12 June 2020

Life from Life

Since my youth I have always had a great interest in science.  Over the years I took classes of biology, chemistry, physics, and geology.  It is evident through my studies there are certain aspects of science which are "settled," like the law of gravity and biogenesis.  The composition of elements have been established, and mathematic formulas have been discovered to unlock technology and even make space travel possible.  One aspect of science which I have always struggled to process (and my feelings on the subject range from comical to even the ridiculous) is how Darwinian evolution has been crowned by many a "consensus view" and the answer to origin of the universe, our earth, and even life itself.

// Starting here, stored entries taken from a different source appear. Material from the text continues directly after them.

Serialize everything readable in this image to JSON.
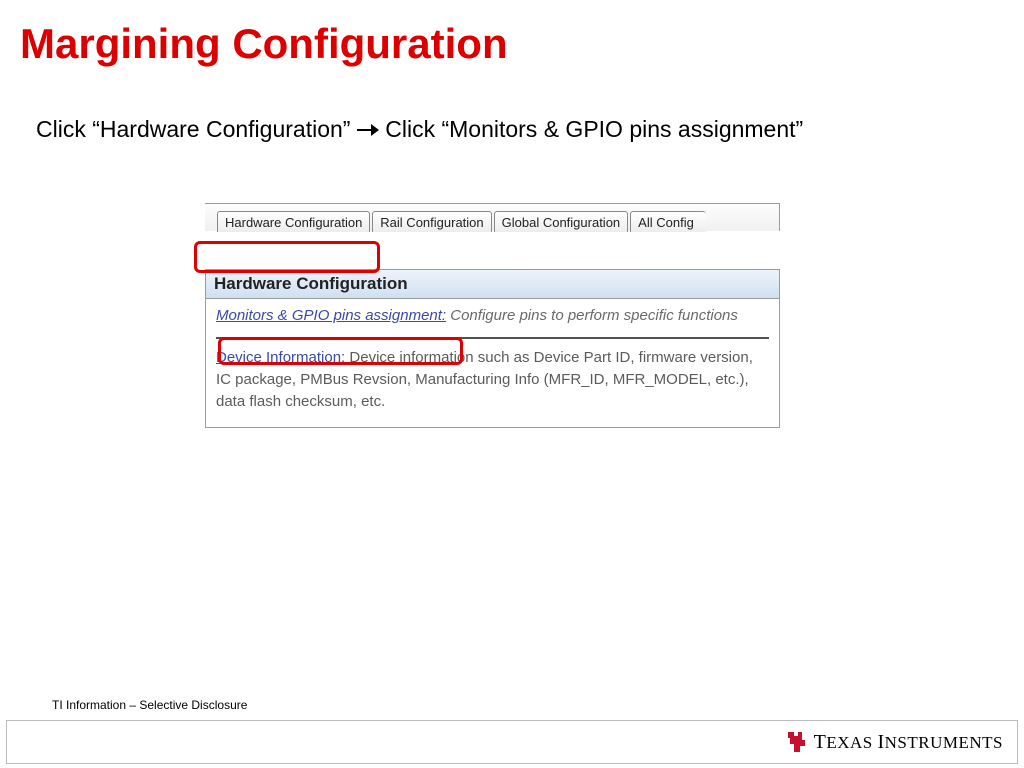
{
  "title": "Margining Configuration",
  "instruction": {
    "part1": "Click “Hardware Configuration” ",
    "arrow": "→",
    "part2": " Click “Monitors & GPIO pins assignment”"
  },
  "tabs": [
    "Hardware Configuration",
    "Rail Configuration",
    "Global Configuration",
    "All Config"
  ],
  "panel": {
    "title": "Hardware Configuration",
    "link1": "Monitors & GPIO pins assignment:",
    "desc1": " Configure pins to perform specific functions",
    "link2": "Device Information:",
    "desc2": " Device information such as Device Part ID, firmware version, IC package, PMBus Revsion, Manufacturing Info (MFR_ID, MFR_MODEL, etc.), data flash checksum, etc."
  },
  "footer": {
    "info": "TI Information – Selective Disclosure",
    "brand_prefix": "T",
    "brand_exas": "EXAS ",
    "brand_i": "I",
    "brand_nstruments": "NSTRUMENTS"
  },
  "colors": {
    "accent_red": "#dc0000",
    "link_blue": "#3a4aa8"
  }
}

The other day I was looking up the work Louis Pasteur on biogenesis, the scientist who is credited by many for proving by a simple experiment how living cells can only be reproduced by living cells--a counter position from spontaneous generation.  Pasteur was making no claim to suppose how life began, but he and others through their tests and corresponding evidence confirm life only naturally arises from life.  The Wikipedia page is concise and brief (with only a handful of sources) because biogenesis was effectively proved long ago.  On a whim I decided to look at Wikipedia's offering concerning abiogenesis, and it did not disappoint.  The very lengthy page, sporting hundreds of sources heavy with modern scholarship, begins like this:
"Abiogenesis, or informally the origin of life, is the natural process by which life has arisen from non-living matter, such as simple organic compounds.  While the details of this process are still unknown, the prevailing scientific hypothesis is that the transition from non-living to living entities was not a single event, but an evolutionary process of increasing complexity that involved molecular self-replication, self-assembly, autocatalysis, and the emergence of cell membranes.  Although the occurrence of abiogenesis is uncontroversial among scientists, its possible mechanisms are poorly understood."
This is how I would sum up this fancy statement:  "Abiogenesis is a given but no one has any idea how."  And when it comes to origins, science is absolutely in the dark concerning why we exist.  Based on my survey of the article on the subject, abiogenesis is as far from "settled science" as science gets.  It was settled by Pasteur but no one seems to care.  We live in an incredibly complex world full of design, order, microscopic cellular machines, and biological marvels yet Pasteur's study shows me the truth can be simple.  If life only comes from life it follows a living being created our world and all living things in it.  The evidence all around us shows cells, plants, animals, and people reproduce after their own kind.  It is no stretch for me therefore to believe Genesis 1:1 is true:  "In the beginning God created the heavens and the earth."  Of course this verse does not scientifically prove the existence of God or how the miraculous creation of life on our earth (finely-tuned to support life in countless forms) was made to flourish--but it seems adherents to abiogenesis can do no better.